I keep trying. Eventually I get through.

"That's your decision"

"Yeah, but what does the Torah say?"

"Look, no Rabbi is going to tell you what to do."

"I wanted to hear the Torah perspective."

"There isn't one."

"Oh. Well do you have experience with other people going through this?"

"No."

"But it's pretty common."

"I tell them all it's their decision."

I give up. Make the same decision I was going to. (Since I'm sitll single, we all know what that was.)

But seriously, I'm puzzled, what's the deal with this talking to Rabbis business?

Is it for reassurance, for a listening ear? Fill-ins for shrinks, who no-one can go to for fear of besmirching their shidduch reputation forever? Is "I need to talk to a Rav" really the codename for Therapy 101?

Or is it for a stamp of approval?

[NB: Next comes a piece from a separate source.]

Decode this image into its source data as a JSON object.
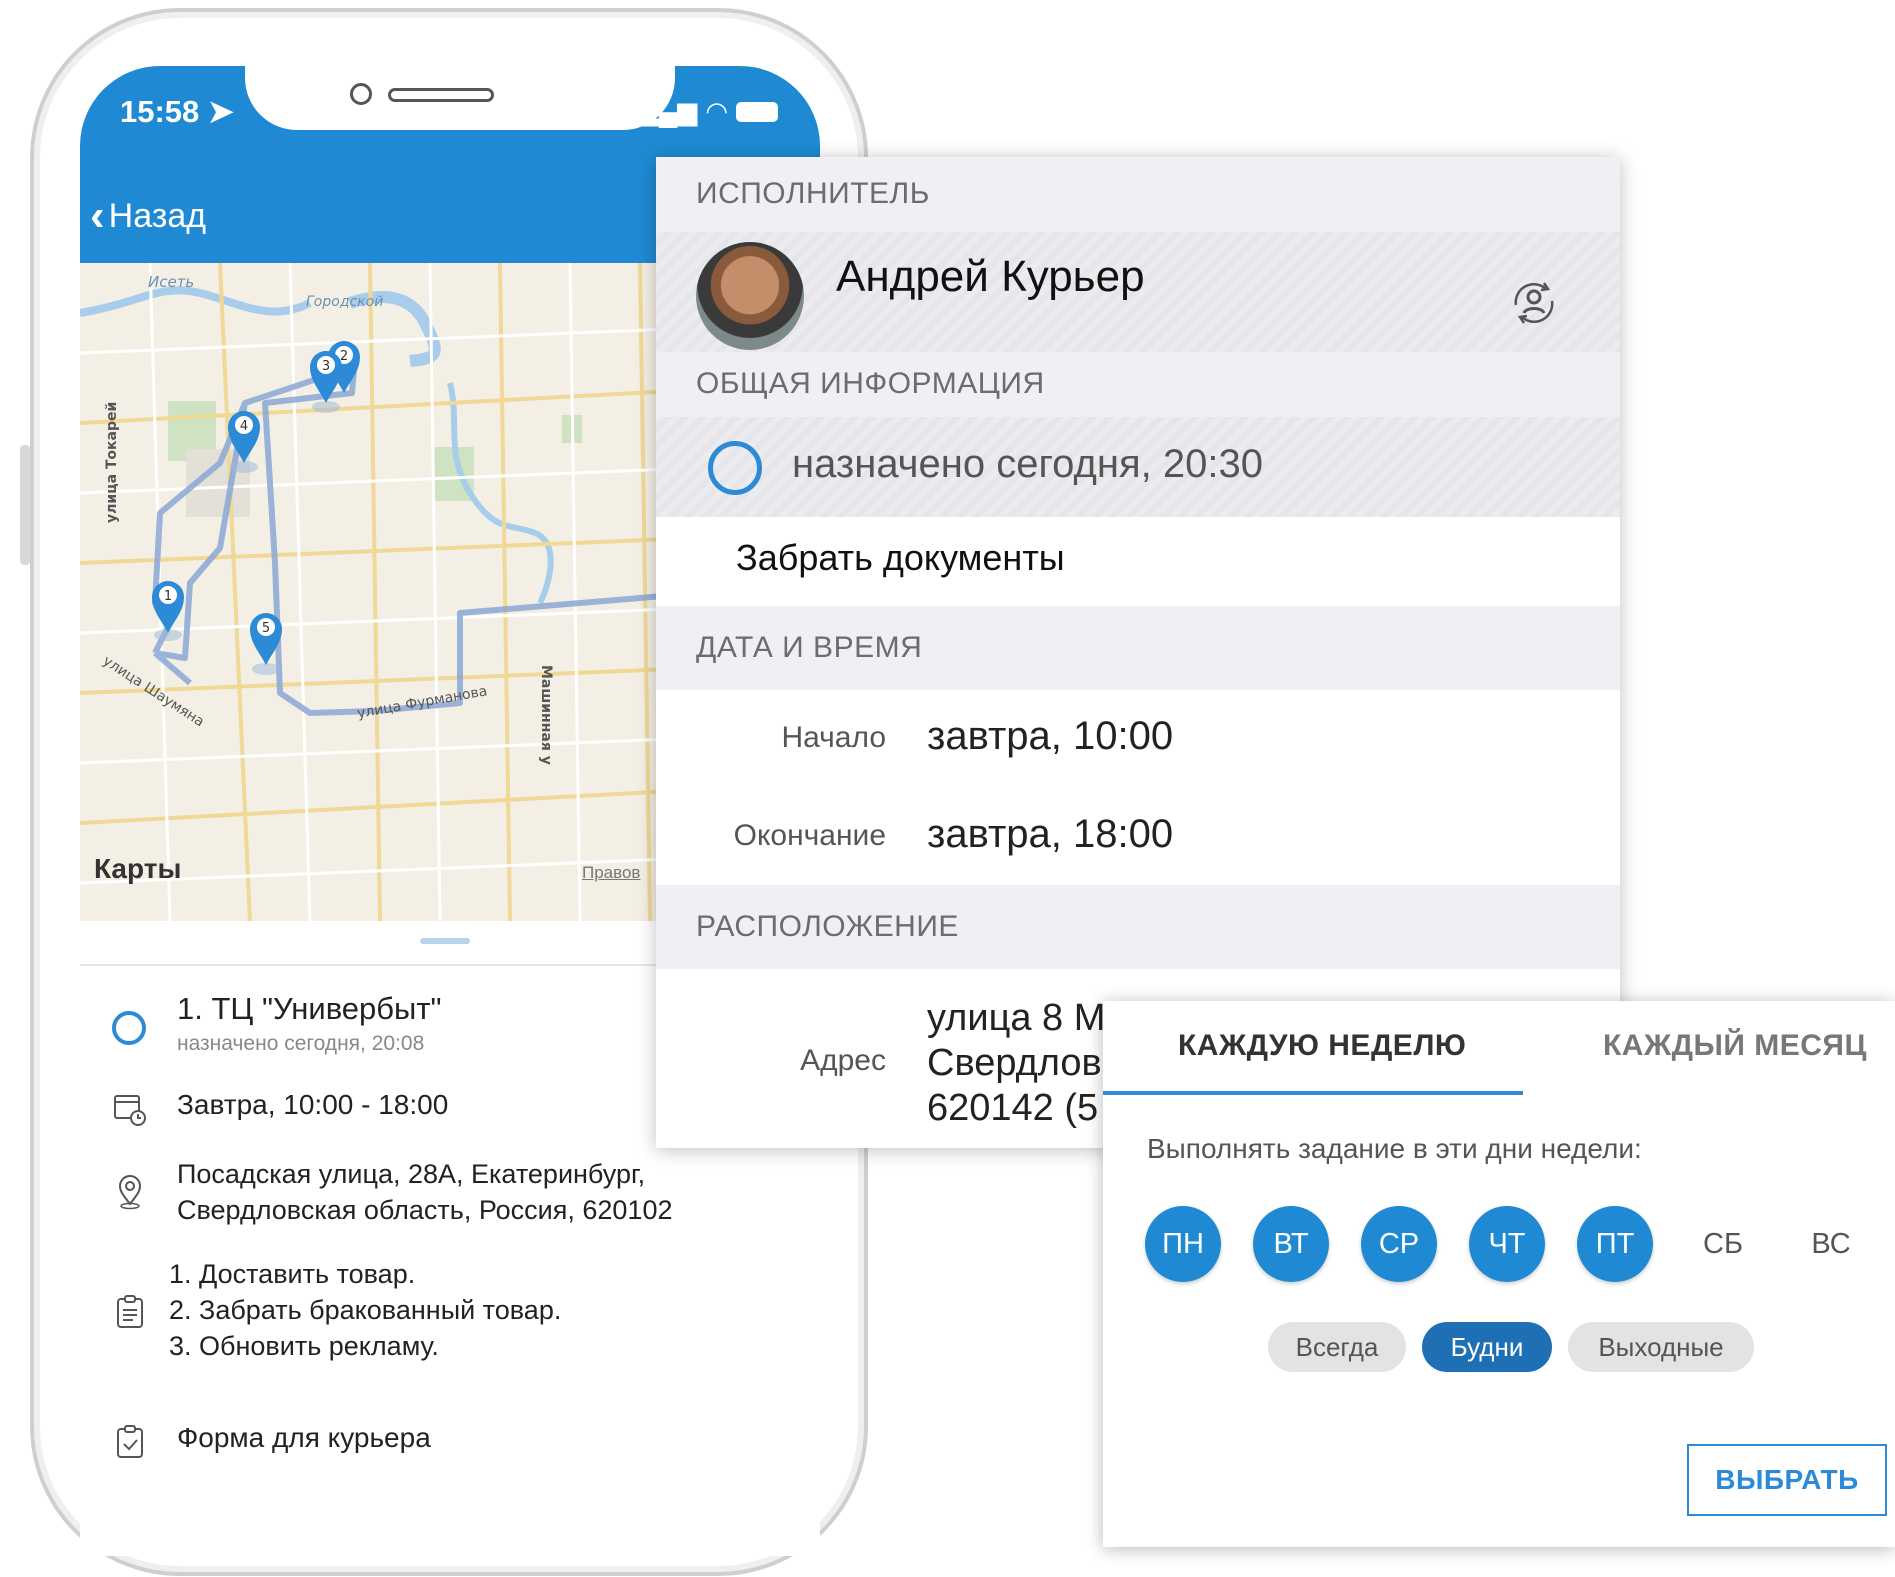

The excuse you can present to the outside world?
"I spoke to my Rav and he said.." = "This is what I want to do".

Because next time I want to hear what the Torah has to say, I think I'll stick with pulling out a book from the shelf.

6 comments:

  1. For most people, it is instead of having to think or decide on their own... The chassidish call it a "rebbe" and the litvish call it a "rosh yeshiva" or a "posek."

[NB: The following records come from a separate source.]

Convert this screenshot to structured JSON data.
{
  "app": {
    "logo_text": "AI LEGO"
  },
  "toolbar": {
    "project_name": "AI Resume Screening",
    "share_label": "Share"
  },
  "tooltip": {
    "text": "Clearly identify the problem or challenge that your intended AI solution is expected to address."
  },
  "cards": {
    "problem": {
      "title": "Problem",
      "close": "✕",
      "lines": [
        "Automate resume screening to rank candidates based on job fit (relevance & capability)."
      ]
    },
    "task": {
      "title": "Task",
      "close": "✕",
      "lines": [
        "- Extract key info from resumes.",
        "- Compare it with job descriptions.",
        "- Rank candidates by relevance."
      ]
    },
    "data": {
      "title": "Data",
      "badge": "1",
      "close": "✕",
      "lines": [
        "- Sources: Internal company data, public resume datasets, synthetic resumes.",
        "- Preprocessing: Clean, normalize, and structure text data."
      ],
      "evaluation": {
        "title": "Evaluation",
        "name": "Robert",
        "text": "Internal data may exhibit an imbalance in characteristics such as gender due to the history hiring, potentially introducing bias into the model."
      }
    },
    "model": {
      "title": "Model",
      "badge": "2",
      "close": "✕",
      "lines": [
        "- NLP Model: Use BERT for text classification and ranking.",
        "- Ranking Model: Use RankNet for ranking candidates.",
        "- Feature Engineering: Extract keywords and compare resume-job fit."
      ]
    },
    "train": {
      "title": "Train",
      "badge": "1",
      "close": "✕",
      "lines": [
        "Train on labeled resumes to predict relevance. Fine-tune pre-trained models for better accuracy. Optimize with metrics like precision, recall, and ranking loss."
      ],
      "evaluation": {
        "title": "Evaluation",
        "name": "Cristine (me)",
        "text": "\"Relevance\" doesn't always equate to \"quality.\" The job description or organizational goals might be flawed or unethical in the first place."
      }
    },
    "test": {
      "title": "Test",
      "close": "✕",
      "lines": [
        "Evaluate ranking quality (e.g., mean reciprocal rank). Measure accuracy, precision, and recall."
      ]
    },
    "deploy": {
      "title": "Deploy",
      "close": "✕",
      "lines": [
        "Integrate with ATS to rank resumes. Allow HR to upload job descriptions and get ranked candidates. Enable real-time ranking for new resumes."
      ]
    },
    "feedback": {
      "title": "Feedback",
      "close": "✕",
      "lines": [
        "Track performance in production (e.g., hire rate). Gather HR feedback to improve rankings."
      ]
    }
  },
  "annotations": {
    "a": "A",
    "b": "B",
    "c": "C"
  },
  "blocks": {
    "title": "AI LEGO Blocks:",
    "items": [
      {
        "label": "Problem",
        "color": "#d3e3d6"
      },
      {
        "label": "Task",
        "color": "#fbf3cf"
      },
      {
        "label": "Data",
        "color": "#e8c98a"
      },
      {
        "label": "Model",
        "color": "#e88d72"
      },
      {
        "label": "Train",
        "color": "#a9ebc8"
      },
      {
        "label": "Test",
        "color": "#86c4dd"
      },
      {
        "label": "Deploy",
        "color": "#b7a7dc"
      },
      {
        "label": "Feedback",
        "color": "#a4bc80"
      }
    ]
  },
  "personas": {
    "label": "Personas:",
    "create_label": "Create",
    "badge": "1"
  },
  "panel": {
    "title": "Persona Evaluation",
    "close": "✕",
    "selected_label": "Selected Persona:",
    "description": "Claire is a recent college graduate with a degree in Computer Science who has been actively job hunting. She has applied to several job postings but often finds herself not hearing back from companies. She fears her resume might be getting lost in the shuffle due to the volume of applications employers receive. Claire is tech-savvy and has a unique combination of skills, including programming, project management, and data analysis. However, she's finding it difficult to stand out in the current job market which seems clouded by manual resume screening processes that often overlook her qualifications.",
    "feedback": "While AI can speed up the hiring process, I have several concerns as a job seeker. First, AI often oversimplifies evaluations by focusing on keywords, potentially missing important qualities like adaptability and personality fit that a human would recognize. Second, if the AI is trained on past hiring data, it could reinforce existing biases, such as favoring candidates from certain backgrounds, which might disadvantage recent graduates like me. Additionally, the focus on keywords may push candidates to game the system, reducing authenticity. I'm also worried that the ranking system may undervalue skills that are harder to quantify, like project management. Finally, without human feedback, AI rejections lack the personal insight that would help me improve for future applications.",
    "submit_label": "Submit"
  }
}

    Though I have this funny theory that the real way these things should work is when that you come to a rabbi with a question, you know almost as much as they do. You go to them for teaching (the original term is "moreh hora'ah"), so they teach you about the issue at hand, telling you what they know, how they have been taught, and how they would approach the p'sak halacha. You internalize this information, think about it, and come to a conclusion as to what to do.

    Furthermore, a wise rabbi will realize when things are not in his purview, and will state so. I have had my rabbanim tell me quite a few times "The halacha can go either way" or "This is not a halachic issue" or "I can only give you my personal opinion, which is not halachically binding." I have told people who ask me stuff that "You need to speak to a therapist" and the like...

    ReplyDelete
  2. Gavi, I wish more rabbanim would say "I can only give you my personal opinion" and encourage people to decide for themselves - unfortunately the opposite seems to be true - more and more seem to believe they possess infallable "daas torah" and more and more of the people who ask them seem ready to believe it.

    ReplyDelete
  3. I've also been sent to a rabbi for that type of thing, and the rabbi has also sent me away saying he doesn't advise on that type of thing.

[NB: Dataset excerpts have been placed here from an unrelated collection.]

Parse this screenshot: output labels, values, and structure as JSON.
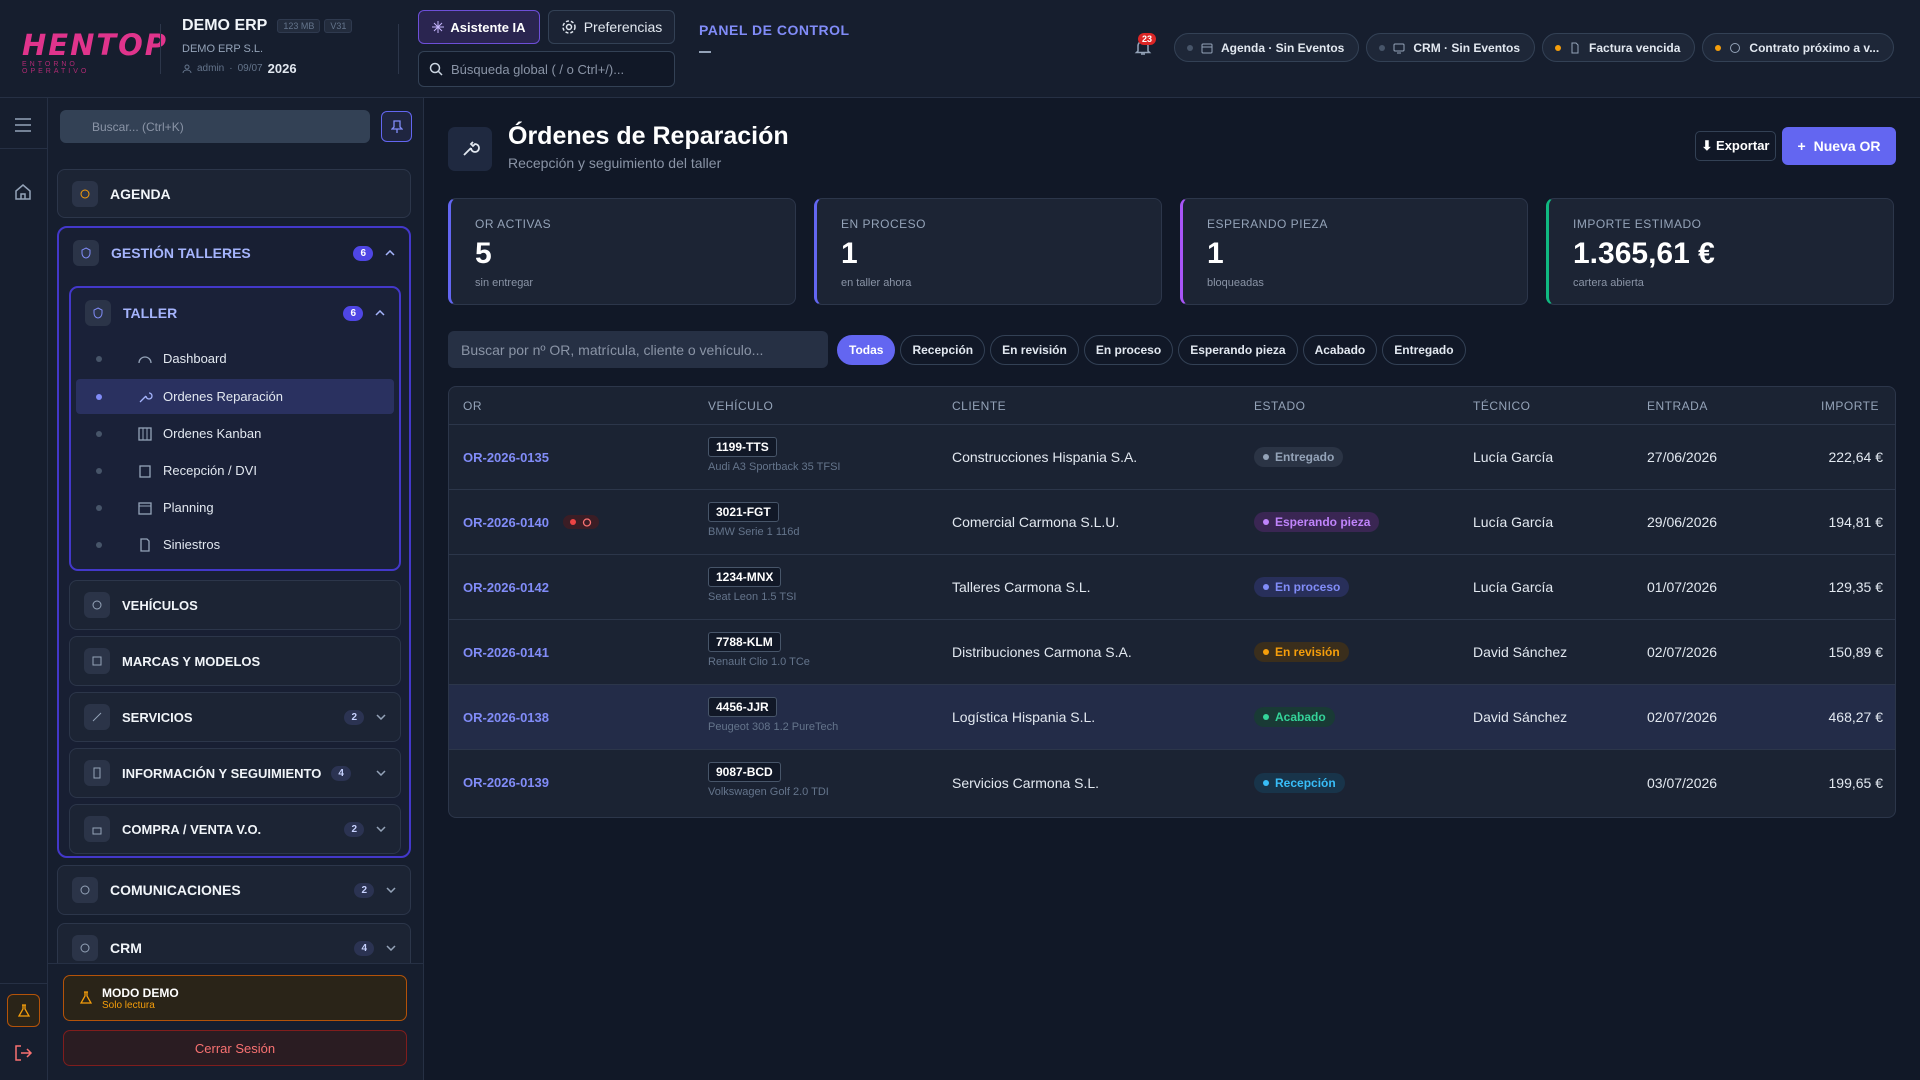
{
  "header": {
    "logo_text": "HENTOP",
    "logo_subtitle": "ENTORNO OPERATIVO",
    "app_name": "DEMO ERP",
    "size_chip": "123 MB",
    "version_chip": "V31",
    "company": "DEMO ERP S.L.",
    "user": "admin",
    "date": "09/07",
    "year": "2026",
    "ai_button": "Asistente IA",
    "pref_button": "Preferencias",
    "search_placeholder": "Búsqueda global ( / o Ctrl+/)...",
    "panel_label": "PANEL DE CONTROL",
    "panel_dash": "—",
    "notif_count": "23",
    "pills": [
      {
        "label": "Agenda · Sin Eventos",
        "dot_color": "#475569",
        "icon": "calendar-icon"
      },
      {
        "label": "CRM · Sin Eventos",
        "dot_color": "#475569",
        "icon": "monitor-icon"
      },
      {
        "label": "Factura vencida",
        "dot_color": "#f59e0b",
        "icon": "document-icon"
      },
      {
        "label": "Contrato próximo a v...",
        "dot_color": "#f59e0b",
        "icon": "clock-icon"
      }
    ]
  },
  "sidebar": {
    "search_placeholder": "Buscar... (Ctrl+K)",
    "agenda": "AGENDA",
    "gestion": {
      "label": "GESTIÓN TALLERES",
      "count": "6"
    },
    "taller": {
      "label": "TALLER",
      "count": "6"
    },
    "taller_items": [
      {
        "label": "Dashboard",
        "icon": "gauge-icon"
      },
      {
        "label": "Ordenes Reparación",
        "icon": "wrench-icon"
      },
      {
        "label": "Ordenes Kanban",
        "icon": "kanban-icon"
      },
      {
        "label": "Recepción / DVI",
        "icon": "clipboard-icon"
      },
      {
        "label": "Planning",
        "icon": "calendar-icon"
      },
      {
        "label": "Siniestros",
        "icon": "file-icon"
      }
    ],
    "vehiculos": "VEHÍCULOS",
    "marcas": "MARCAS Y MODELOS",
    "servicios": {
      "label": "SERVICIOS",
      "count": "2"
    },
    "informacion": {
      "label": "INFORMACIÓN Y SEGUIMIENTO",
      "count": "4"
    },
    "compra": {
      "label": "COMPRA / VENTA V.O.",
      "count": "2"
    },
    "comunicaciones": {
      "label": "COMUNICACIONES",
      "count": "2"
    },
    "crm": {
      "label": "CRM",
      "count": "4"
    },
    "demo_title": "MODO DEMO",
    "demo_sub": "Solo lectura",
    "logout": "Cerrar Sesión"
  },
  "page": {
    "title": "Órdenes de Reparación",
    "subtitle": "Recepción y seguimiento del taller",
    "export_button": "⬇ Exportar",
    "new_button": "Nueva OR",
    "new_icon": "+"
  },
  "kpis": [
    {
      "label": "OR ACTIVAS",
      "value": "5",
      "sub": "sin entregar",
      "color": "#6366f1"
    },
    {
      "label": "EN PROCESO",
      "value": "1",
      "sub": "en taller ahora",
      "color": "#6366f1"
    },
    {
      "label": "ESPERANDO PIEZA",
      "value": "1",
      "sub": "bloqueadas",
      "color": "#a855f7"
    },
    {
      "label": "IMPORTE ESTIMADO",
      "value": "1.365,61 €",
      "sub": "cartera abierta",
      "color": "#10b981"
    }
  ],
  "table_search_placeholder": "Buscar por nº OR, matrícula, cliente o vehículo...",
  "filters": [
    "Todas",
    "Recepción",
    "En revisión",
    "En proceso",
    "Esperando pieza",
    "Acabado",
    "Entregado"
  ],
  "columns": [
    "OR",
    "VEHÍCULO",
    "CLIENTE",
    "ESTADO",
    "TÉCNICO",
    "ENTRADA",
    "IMPORTE"
  ],
  "rows": [
    {
      "or": "OR-2026-0135",
      "plate": "1199-TTS",
      "model": "Audi A3 Sportback 35 TFSI",
      "client": "Construcciones Hispania S.A.",
      "status": "Entregado",
      "status_color": "#94a3b8",
      "status_bg": "#2b3445",
      "tech": "Lucía García",
      "date": "27/06/2026",
      "amount": "222,64 €",
      "alert": false
    },
    {
      "or": "OR-2026-0140",
      "plate": "3021-FGT",
      "model": "BMW Serie 1 116d",
      "client": "Comercial Carmona S.L.U.",
      "status": "Esperando pieza",
      "status_color": "#c084fc",
      "status_bg": "#3a2653",
      "tech": "Lucía García",
      "date": "29/06/2026",
      "amount": "194,81 €",
      "alert": true
    },
    {
      "or": "OR-2026-0142",
      "plate": "1234-MNX",
      "model": "Seat Leon 1.5 TSI",
      "client": "Talleres Carmona S.L.",
      "status": "En proceso",
      "status_color": "#818cf8",
      "status_bg": "#282f5a",
      "tech": "Lucía García",
      "date": "01/07/2026",
      "amount": "129,35 €",
      "alert": false
    },
    {
      "or": "OR-2026-0141",
      "plate": "7788-KLM",
      "model": "Renault Clio 1.0 TCe",
      "client": "Distribuciones Carmona S.A.",
      "status": "En revisión",
      "status_color": "#f59e0b",
      "status_bg": "#3a2e1c",
      "tech": "David Sánchez",
      "date": "02/07/2026",
      "amount": "150,89 €",
      "alert": false
    },
    {
      "or": "OR-2026-0138",
      "plate": "4456-JJR",
      "model": "Peugeot 308 1.2 PureTech",
      "client": "Logística Hispania S.L.",
      "status": "Acabado",
      "status_color": "#34d399",
      "status_bg": "#193a35",
      "tech": "David Sánchez",
      "date": "02/07/2026",
      "amount": "468,27 €",
      "alert": false
    },
    {
      "or": "OR-2026-0139",
      "plate": "9087-BCD",
      "model": "Volkswagen Golf 2.0 TDI",
      "client": "Servicios Carmona S.L.",
      "status": "Recepción",
      "status_color": "#38bdf8",
      "status_bg": "#18344a",
      "tech": "",
      "date": "03/07/2026",
      "amount": "199,65 €",
      "alert": false
    }
  ]
}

    I think the big rabbis know enough to keep out. It's the little ones who like dispensing advice.

    I come from a long line of litvaks. We believe that a person is their own person and should be educated enough to make their own decisions. The whole "speak to a rabbi about everything in your life" is very chassidish.

    ReplyDelete
  4. Chassidish, B4S? Sometimes someone is not learned enough to research it on their own, or sometimes you need a different perspective, usually unbiased. Enter the Rabbi.

    ReplyDelete
  5. Rabbi's are for sure helpful for some people. I think the question is, is it a problem if I almost never ask a rabbi anything?

    Pirkei Avot does say "Aseh lecha Rav", and that's before the Baal Shem Tov came along..

    I'd like to but:
    a. I haven't found one
    b. I'm the independent type, so it kinda goes against my nature
    c. I'm also a litvak though and through, and believe in thinking for myself

    Anyway, latest update: My friend has just called me in a panic after being 3rd Degreed about why I don't 'have a kesher' with any Rabbis from Seminary. Any of you have a Rav to lend me? Maybe I should post on craigslist? ;-)

    ReplyDelete
  6. On the Mishna "Aseh lecha Rav" ALL Rishonim say that it is discussing a safek in Halacha, not "life questions". It also says "knei lecha chaver" - because it is important to consult others. But at the end of the day the person is supposed to make the decision independently, not rely blindly on anyone else (even a great person). This is the idea of bechira chofshis, and it is why we are alive.